The aim of INCLUDE is to share both existing and new knowledge on which, and the conditions under which, social protection programmes are more effective in achieving intermediate development objectives compared to alternative social policies. Through a wide variety of content – updates from the research consortia, expert opinions, case-studies and stakeholder mappings –  the Platform aims to contribute to informed advice and policy prescriptions for policy-makers in Africa and in the Netherlands on how inclusive development objectives can be integrated in the design, implementation and evaluation of social protection interventions.

Footnotes

  1. 1. This article is a shortened version of the Concept Note ‘The business case for social protection in Sub-Saharan Africa’, written by Franziska Gassmann, UNU-Merit/MGSoG, Maastricht University, and also based on the Call for Proposals ‘Inclusive Development and Social Protection’, prepared by NWO-WOTRO. This article is prepared by the Secretariat of INCLUDE.
  2. 2. See for an extensive overview of the international discussion on how social protection impacts on inclusive development, The Broker’s Dossier on Social Protection.
  3. 3. See for example: Niño-Zarazúa M., A. Barrientos, S. Hickey, and D. Hulme (2012) ‘Social Protection in Sub-Saharan Africa: Getting the Politics Right’, World Development, vol. 40, no. 1, pp. 163–176.
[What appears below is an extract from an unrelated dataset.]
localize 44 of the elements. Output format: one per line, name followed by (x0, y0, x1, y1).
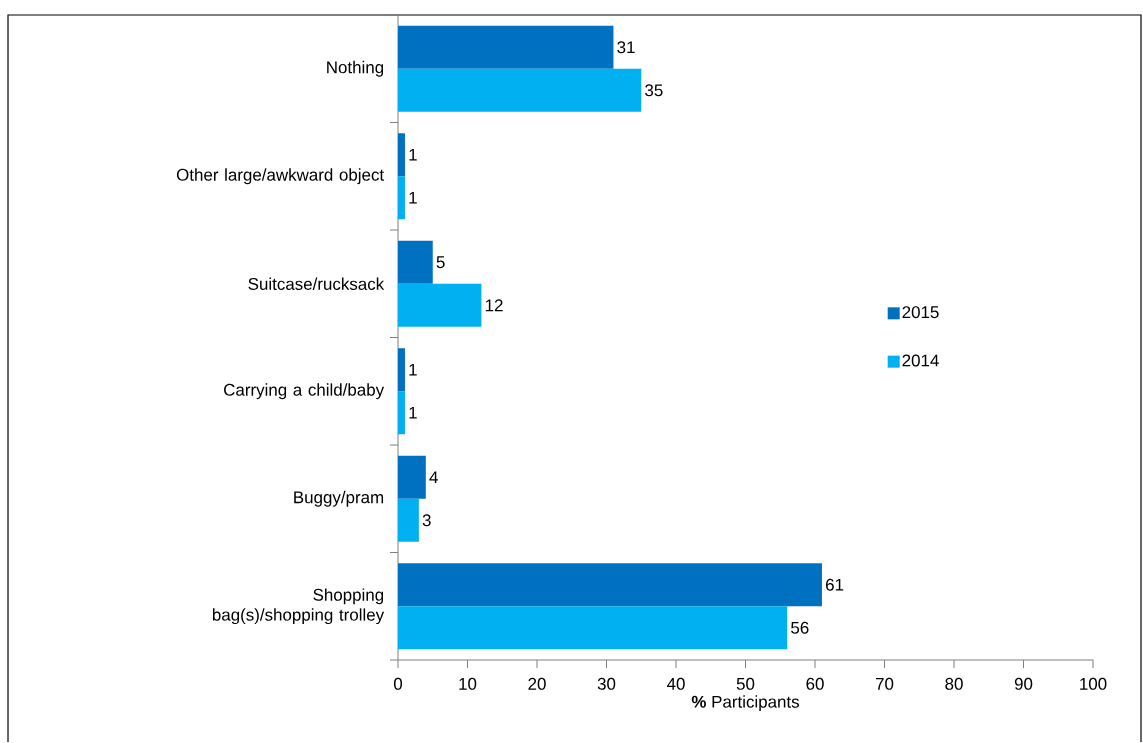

  4. 4. Ghana, Benin, Mozambique, Ethiopia, Kenya, Uganda and Rwanda. See for specific country-information, here.
  5. 5. Institute of Development Studies (2013) ‘Promoting Inclusive Social Protection in the Post-2015 Framework’, IDS Policy Briefing, Issue 39, July 2013. Available here. See also: Devereux, S. and R. Sabates-Wheeler (2004) ‘Transformative Social Protection’, IDS Working Paper, 232. Available here (pdf)
  6. 6. For a comprehensive overview see: Vijsel, A. van de (2013) ‘Protect or Promote? The different faces of social protection’, October 22, 2013.
  7. 7. In: Niño-Zarazúa, M, A. Barrientos, S. Hickey, and D. Hulme (2012) ‘Social Protection in Sub-Saharan Africa: Getting the Politics Right’, World Development, vol. 40, no. 1, pp. 163–176.
  8. 8. Niño-Zarazúa, M, A. Barrientos, S. Hickey, and D. Hulme (2012) ‘Social Protection in Sub-Saharan Africa: Getting the Politics Right’, World Development, vol. 40, no. 1, pp. 163–176.
  9. 9. See for example Hickey, S. (2008) ‘Conceptualising the politics of social protection in Africa’, In: Barrientos, A. and D. Hulme (Eds.) (2008) Social protection for the poor and poorest: Concepts, policies and politics. London: Palgrave Macmillan.